Dalphen rolled his eyes. "There must be something wrong with her."

"Something wrong with me?"

"Of course, you are absolutely right. She must be diseased. I have never seen a mermaid with a red tail before. Is she even old enough for her tail to turn?"

"There's something wrong with me?" Arilya repeated, her voice getting higher and squeakier.

"She is five, maybe six, so it is time. But red? Our tails are blue. Her sister's tail is blue. How did this happen? Why must I end up with the diseased merphan?" Dalphen pondered aloud. "I have not the time for this."

"And you think I do?" Shaz retorted, angrily. "I have a performance tonight. I need to be as calm and relaxed as possible."

"Am I going to die?"

"You have more time than I do. And if anyone needs to remain calm, it is I. I am the one risking my life to find food for the Community," Dalphen said.

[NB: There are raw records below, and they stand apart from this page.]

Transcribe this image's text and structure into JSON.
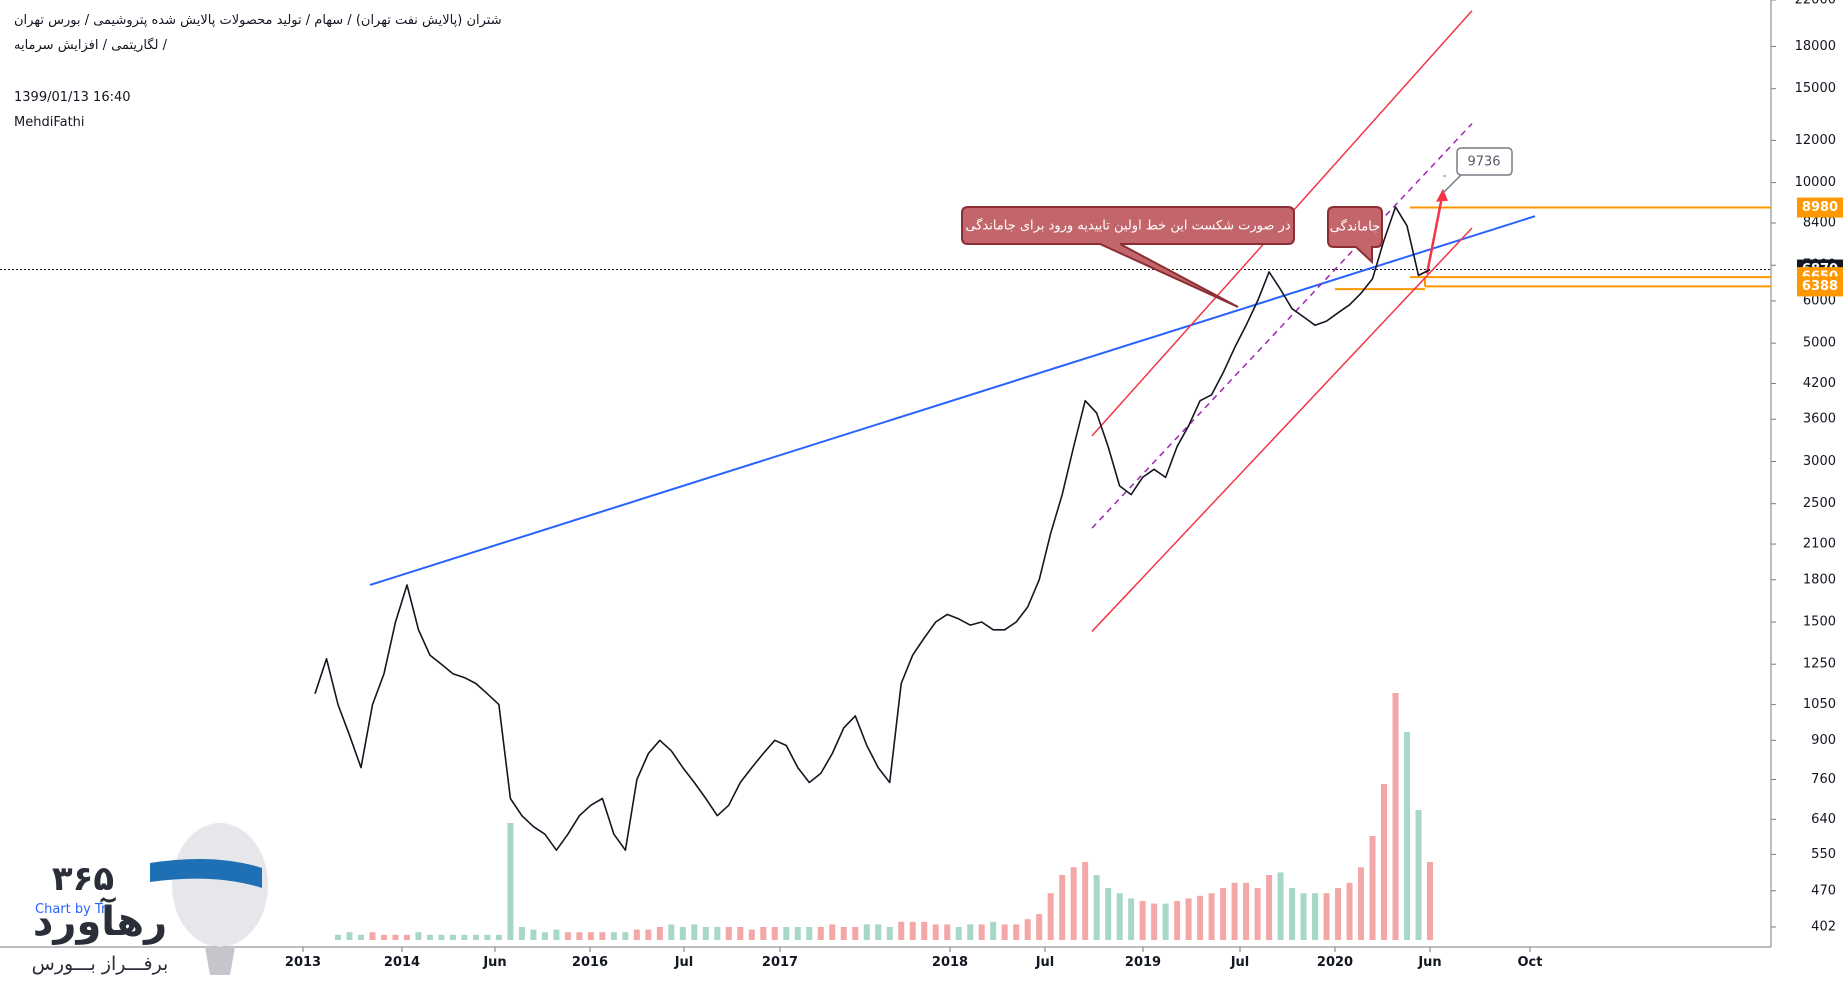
{
  "header": {
    "line1": "شتران (پالایش نفت تهران) / سهام / تولید محصولات پالایش شده پتروشیمی / بورس تهران",
    "line2": "لگاریتمی / افزایش سرمایه /",
    "datetime": "1399/01/13 16:40",
    "author": "MehdiFathi"
  },
  "annotations": {
    "callout_main": "در صورت شکست این خط اولین تاییدیه ورود برای جاماندگی",
    "callout_small": "جاماندگی",
    "target_label": "9736"
  },
  "price_tags": [
    {
      "value": "8980",
      "bg": "#ff9800",
      "fg": "#ffffff"
    },
    {
      "value": "6870",
      "bg": "#131722",
      "fg": "#ffffff"
    },
    {
      "value": "6650",
      "bg": "#ff9800",
      "fg": "#ffffff"
    },
    {
      "value": "6388",
      "bg": "#ff9800",
      "fg": "#ffffff"
    }
  ],
  "logo": {
    "digits": "۳۶۵",
    "name": "رهآورد",
    "tagline": "برفـــراز بـــورس",
    "watermark": "Chart by Tr"
  },
  "chart_data": {
    "type": "line",
    "scale": "log",
    "ylim": [
      380,
      22000
    ],
    "y_ticks": [
      "22000",
      "18000",
      "15000",
      "12000",
      "10000",
      "8400",
      "7000",
      "6000",
      "5000",
      "4200",
      "3600",
      "3000",
      "2500",
      "2100",
      "1800",
      "1500",
      "1250",
      "1050",
      "900",
      "760",
      "640",
      "550",
      "470",
      "402"
    ],
    "x_ticks": [
      "2013",
      "2014",
      "Jun",
      "2016",
      "Jul",
      "2017",
      "2018",
      "Jul",
      "2019",
      "Jul",
      "2020",
      "Jun",
      "Oct"
    ],
    "series": [
      {
        "values": [
          1100,
          1280,
          1050,
          920,
          800,
          1050,
          1200,
          1500,
          1760,
          1450,
          1300,
          1250,
          1200,
          1180,
          1150,
          1100,
          1050,
          700,
          650,
          620,
          600,
          560,
          600,
          650,
          680,
          700,
          600,
          560,
          760,
          850,
          900,
          860,
          800,
          750,
          700,
          650,
          680,
          750,
          800,
          850,
          900,
          880,
          800,
          750,
          780,
          850,
          950,
          1000,
          880,
          800,
          750,
          1150,
          1300,
          1400,
          1500,
          1550,
          1520,
          1480,
          1500,
          1450,
          1450,
          1500,
          1600,
          1800,
          2200,
          2600,
          3200,
          3900,
          3700,
          3200,
          2700,
          2600,
          2800,
          2900,
          2800,
          3200,
          3500,
          3900,
          4000,
          4400,
          4900,
          5400,
          6000,
          6800,
          6300,
          5800,
          5600,
          5400,
          5500,
          5700,
          5900,
          6200,
          6600,
          7800,
          9000,
          8300,
          6700,
          6870
        ]
      }
    ],
    "volume": {
      "values": [
        0,
        0,
        0.02,
        0.03,
        0.02,
        0.03,
        0.02,
        0.02,
        0.02,
        0.03,
        0.02,
        0.02,
        0.02,
        0.02,
        0.02,
        0.02,
        0.02,
        0.45,
        0.05,
        0.04,
        0.03,
        0.04,
        0.03,
        0.03,
        0.03,
        0.03,
        0.03,
        0.03,
        0.04,
        0.04,
        0.05,
        0.06,
        0.05,
        0.06,
        0.05,
        0.05,
        0.05,
        0.05,
        0.04,
        0.05,
        0.05,
        0.05,
        0.05,
        0.05,
        0.05,
        0.06,
        0.05,
        0.05,
        0.06,
        0.06,
        0.05,
        0.07,
        0.07,
        0.07,
        0.06,
        0.06,
        0.05,
        0.06,
        0.06,
        0.07,
        0.06,
        0.06,
        0.08,
        0.1,
        0.18,
        0.25,
        0.28,
        0.3,
        0.25,
        0.2,
        0.18,
        0.16,
        0.15,
        0.14,
        0.14,
        0.15,
        0.16,
        0.17,
        0.18,
        0.2,
        0.22,
        0.22,
        0.2,
        0.25,
        0.26,
        0.2,
        0.18,
        0.18,
        0.18,
        0.2,
        0.22,
        0.28,
        0.4,
        0.6,
        0.95,
        0.8,
        0.5,
        0.3
      ],
      "ylim": [
        0,
        1
      ]
    },
    "horizontal_levels": [
      8980,
      6870,
      6650,
      6388
    ],
    "target": 9736,
    "colors": {
      "price": "#131722",
      "trendline": "#2962ff",
      "channel": "#f23645",
      "midline": "#9c27b0",
      "levels": "#ff9800",
      "volume_up": "#f4a7a7",
      "volume_down": "#a7d7c5",
      "callout": "#c2666b"
    }
  }
}
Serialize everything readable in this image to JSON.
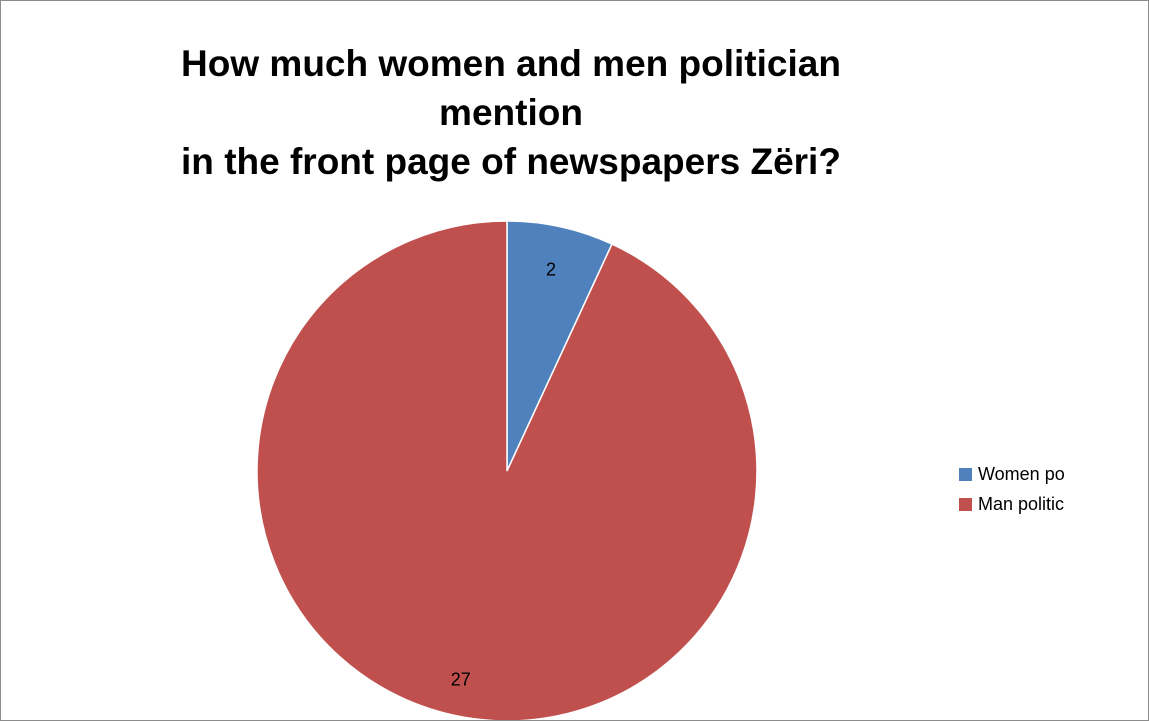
{
  "chart_data": {
    "type": "pie",
    "title": "How much women and men politician  mention\nin the front page of newspapers Zëri?",
    "categories": [
      "Women politician",
      "Man politician"
    ],
    "values": [
      2,
      27
    ],
    "data_labels": [
      "2",
      "27"
    ],
    "colors": [
      "#4F81BD",
      "#C0504D"
    ],
    "legend_position": "right",
    "legend_visible_text": [
      "Women po",
      "Man politic"
    ]
  }
}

"You and twenty others. Honestly, I am getting rather bored of hearing all the time how much you risk your life to find food. You have never even encountered a shark!"

"I am more likely to out in open water than you are on stage in some silly play!"

"Shaz, Dalphen, please, help me!" Arilya sobbed.

Shaz turned away, distaste plain across her face; Dalphen swam past Arilya and beyond the mouth of the cave. "Take her to see the healer today and find out if she is diseased."

"And then what?" Shaz snapped.

"If she is, ask the Council to leave her beyond the border, it will work itself out. I cannot support a diseased merphan."

Shaz nodded and retreated to her vanity, turning her back on her daughter; Dalphen swam off, leaving Arilya alone with the knowledge that her parents would rather throw her away to be food for a predator than take care of her.

Arilya knew the way her parents treated her was normal. Other merphen her age were treated similarly by their parents, but Arilya still did not understand. She felt a powerful closeness to her parents, a closeness she knew for a certainty they did not feel for her. A closeness her peers did not feel towards their parents and vice versa. And as all young merphen do at such a tender age, all Arilya could do was ask, "Why?"